3.3. O acórdão relativamente a esta questão cita jurisprudência do TCA Norte, o que nos mostra que a mesma tem vindo a ser objecto de controvérsia.

A questão tem relevância jurídica e social fundamental, pois está em causa a transposição de uma Directiva Comunitária (Directiva 1999/70/CE, de 28 de Junho de 1999) sobre um aspecto sensível das relações laborais, designadamente, no sector regulado pelo direito público, susceptível de colocar-se em muitas outras situações.

No acórdão desta formação de apreciação preliminar foi admitida a revista relativamente a questões similares, tendo então em consideração que “(…) sobre esta temática da compatibilidade do regime interno dos contratos a termo na Administração Pública com o direito comunitário se pronunciou recentemente o TJUE, pelo acórdão de 14/9/2016, Proc. C-184/15” – cfr. acórdão 22-9-2016, proferido no recurso 01009/16.

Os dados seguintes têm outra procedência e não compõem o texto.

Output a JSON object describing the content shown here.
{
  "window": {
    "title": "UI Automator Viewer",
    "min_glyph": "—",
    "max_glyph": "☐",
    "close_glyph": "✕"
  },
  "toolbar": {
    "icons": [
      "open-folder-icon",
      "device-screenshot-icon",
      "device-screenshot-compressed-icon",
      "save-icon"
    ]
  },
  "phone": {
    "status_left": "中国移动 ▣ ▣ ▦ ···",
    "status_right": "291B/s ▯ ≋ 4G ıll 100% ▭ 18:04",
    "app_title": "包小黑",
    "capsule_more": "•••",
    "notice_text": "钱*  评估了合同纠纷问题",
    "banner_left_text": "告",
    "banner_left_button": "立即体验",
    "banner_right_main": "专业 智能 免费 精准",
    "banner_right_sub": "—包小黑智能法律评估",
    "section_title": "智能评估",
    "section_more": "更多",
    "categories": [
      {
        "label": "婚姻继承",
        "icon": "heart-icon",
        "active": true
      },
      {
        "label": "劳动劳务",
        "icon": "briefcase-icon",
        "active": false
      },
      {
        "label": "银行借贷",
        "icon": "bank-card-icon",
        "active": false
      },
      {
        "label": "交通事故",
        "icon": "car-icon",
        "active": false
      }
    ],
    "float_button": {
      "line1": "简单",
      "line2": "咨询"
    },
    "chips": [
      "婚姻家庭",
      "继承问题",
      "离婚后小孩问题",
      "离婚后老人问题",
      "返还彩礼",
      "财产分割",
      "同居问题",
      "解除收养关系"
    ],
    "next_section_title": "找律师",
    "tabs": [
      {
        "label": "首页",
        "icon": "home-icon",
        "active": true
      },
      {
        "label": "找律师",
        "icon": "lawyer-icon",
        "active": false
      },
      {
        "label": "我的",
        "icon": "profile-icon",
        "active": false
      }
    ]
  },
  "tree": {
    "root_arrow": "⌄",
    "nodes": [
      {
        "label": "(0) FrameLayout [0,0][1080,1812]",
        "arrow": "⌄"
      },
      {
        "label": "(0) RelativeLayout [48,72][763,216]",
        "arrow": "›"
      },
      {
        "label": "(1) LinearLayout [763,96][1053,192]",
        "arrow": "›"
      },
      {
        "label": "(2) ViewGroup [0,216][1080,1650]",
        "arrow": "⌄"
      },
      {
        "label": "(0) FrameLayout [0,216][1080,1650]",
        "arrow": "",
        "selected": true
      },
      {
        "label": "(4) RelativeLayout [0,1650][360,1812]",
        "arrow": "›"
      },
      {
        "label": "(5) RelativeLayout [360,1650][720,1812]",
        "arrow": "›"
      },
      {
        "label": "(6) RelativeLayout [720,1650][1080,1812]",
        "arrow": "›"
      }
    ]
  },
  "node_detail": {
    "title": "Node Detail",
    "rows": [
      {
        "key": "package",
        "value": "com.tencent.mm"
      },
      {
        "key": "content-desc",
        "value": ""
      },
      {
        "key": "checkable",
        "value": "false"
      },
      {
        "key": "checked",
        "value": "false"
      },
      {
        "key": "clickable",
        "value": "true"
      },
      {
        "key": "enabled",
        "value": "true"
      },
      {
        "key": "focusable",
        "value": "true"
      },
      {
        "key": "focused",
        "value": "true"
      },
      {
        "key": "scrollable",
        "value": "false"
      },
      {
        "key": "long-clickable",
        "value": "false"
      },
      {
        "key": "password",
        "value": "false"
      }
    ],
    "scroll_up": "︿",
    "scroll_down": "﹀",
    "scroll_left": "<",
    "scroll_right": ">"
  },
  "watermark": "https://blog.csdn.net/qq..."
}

No acórdão de 7-12-2016 (proferido pela 1º Secção deste STA, no mesmo processo), foi efectivamente ponderada a referida Directiva e a sua projecção sobre a interpretação do direito interno.

Daí que, tendo em vista uma melhor interpretação e aplicação do direito, designadamente a possibilidade de colocar a questão ao Tribunal de Justiça da União Europeia, se justifique a admissão da revista.

4. Decisão

Face ao exposto admite-se a revista.

Lisboa, 8 de Junho de 2017. – São Pedro (relator) – Costa Reis – Madeira dos Santos.